Souvenir

Der einundzwanzigste Tag, 21. August 1991

Ein Miccosoukee, etwa in unserem Alter, beobachet, wie wir auf der Suche nach Exotischem uns Informationsblätter über seinen Stamm im Info-Center zusammenstellen. Nach einer Weile nimmt er seine schwarze Sonnenbrille ab, streicht sein langes Haar zurück hinter die Schultern. Ob wir mehr über seinen Stamm wissen wollen? Woher wir denn kämen. Aus dem Süden von Deutschland. Ah ja. In Stuttgart war er einmal auf der Touristikmesse – Stuttgart ist doch im Süden? Deutschland war ganz schön, ja, doch. So alt, er hat da einige hübsche Städte gesehen. Ob wir schon das Dorf gesehen haben? Dann würde er es noch empfehlen.
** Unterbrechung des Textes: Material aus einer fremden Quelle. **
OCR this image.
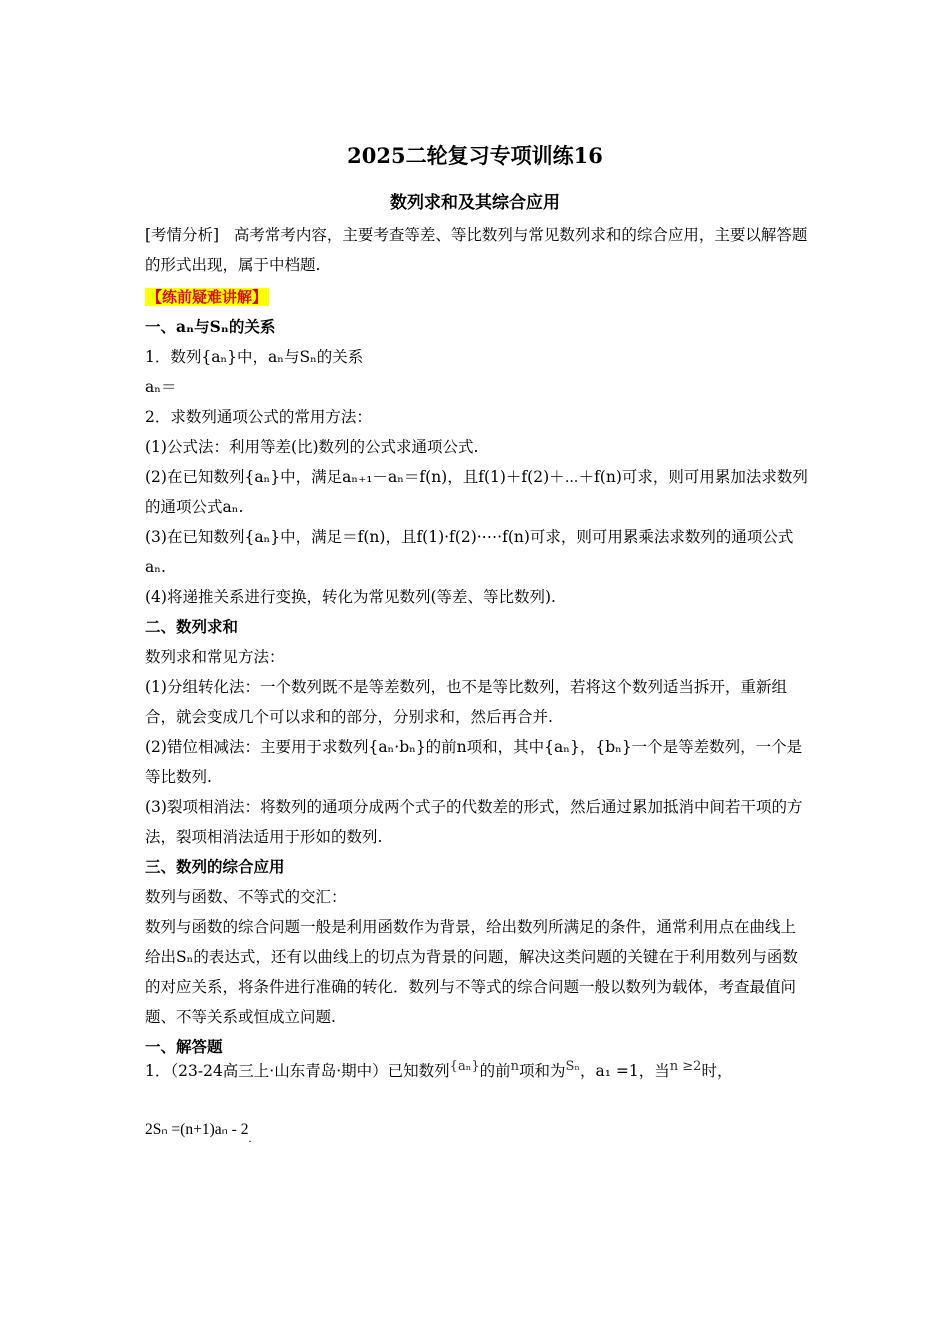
2025二轮复习专项训练16
数列求和及其综合应用

[考情分析] 高考常考内容，主要考查等差、等比数列与常见数列求和的综合应用，主要以解答题的形式出现，属于中档题.

【练前疑难讲解】

一、aₙ与Sₙ的关系

1．数列{aₙ}中，aₙ与Sₙ的关系

aₙ＝

2．求数列通项公式的常用方法：

(1)公式法：利用等差(比)数列的公式求通项公式.

(2)在已知数列{aₙ}中，满足aₙ₊₁－aₙ＝f(n)，且f(1)＋f(2)＋⋯＋f(n)可求，则可用累加法求数列的通项公式aₙ.

(3)在已知数列{aₙ}中，满足＝f(n)，且f(1)·f(2)·⋯·f(n)可求，则可用累乘法求数列的通项公式aₙ.

(4)将递推关系进行变换，转化为常见数列(等差、等比数列).

二、数列求和

数列求和常见方法：

(1)分组转化法：一个数列既不是等差数列，也不是等比数列，若将这个数列适当拆开，重新组合，就会变成几个可以求和的部分，分别求和，然后再合并.

(2)错位相减法：主要用于求数列{aₙ·bₙ}的前n项和，其中{aₙ}，{bₙ}一个是等差数列，一个是等比数列.

(3)裂项相消法：将数列的通项分成两个式子的代数差的形式，然后通过累加抵消中间若干项的方法，裂项相消法适用于形如的数列.

三、数列的综合应用

数列与函数、不等式的交汇：

数列与函数的综合问题一般是利用函数作为背景，给出数列所满足的条件，通常利用点在曲线上给出Sₙ的表达式，还有以曲线上的切点为背景的问题，解决这类问题的关键在于利用数列与函数的对应关系，将条件进行准确的转化．数列与不等式的综合问题一般以数列为载体，考查最值问题、不等关系或恒成立问题.

一、解答题

1．（23-24高三上·山东青岛·期中）已知数列{aₙ}的前n项和为Sₙ，a₁ =1，当n ≥2时，
$2S_n =(n+1)a_n - 2_.$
Sein Leute wollten die Touristen nur im alten Dorf, im neuen gäbe es eh nichts besonderes zu sehen. Oder ob wir etwa damit einverstanden wären, wenn Touristen in unsere Wohnzimmer schauten und uns beim Essen zusähen? – Na also. Das ganze Museum ist historisch, es ist das alte Dorf, da ist er noch aufgewachsen. Doch dann haben sie sich ein neues gebaut. Sie leben jetzt moderner: Strom, fließend Wasser, Fernseher etc. Also wirklich nichts, das man sich heute unbedingt ansehen müßte. Das Haupteinkommen des Stammes rührt aus dem Museumsdorf. Es gibt gebildetete, studierte Miccosoukees. Sie unterrichten sich selbst, in ihrer Sprache und in Englisch. Sie sind ziemlich eigenständig und selbstbewußt, lassen sich von keiner Regierung reinreden. Ein paar vom Stamm arbeiten im Museum: die Frauen nähen Patchwork auf Singer-Nähmaschinen, wir könnten uns auch ein Alligatoren-Wrestling ansehen. Sie haben ein Basin mit ein paar kleinen und großen Alligatoren, jede Stunde eine Show. Ein extra Museum und ein Video informieren zusätzlich über das Leben der Indianer in den Everglades, damals. Noch etwas weiter die Straße entlang ist ein Bootsverleih. Luftkissenboote mit speziellen Touren. Alles in allem, sie sind ziemlich selbständig und darauf sind sie stolz. Wir können uns ja mal umsehen. Have fun!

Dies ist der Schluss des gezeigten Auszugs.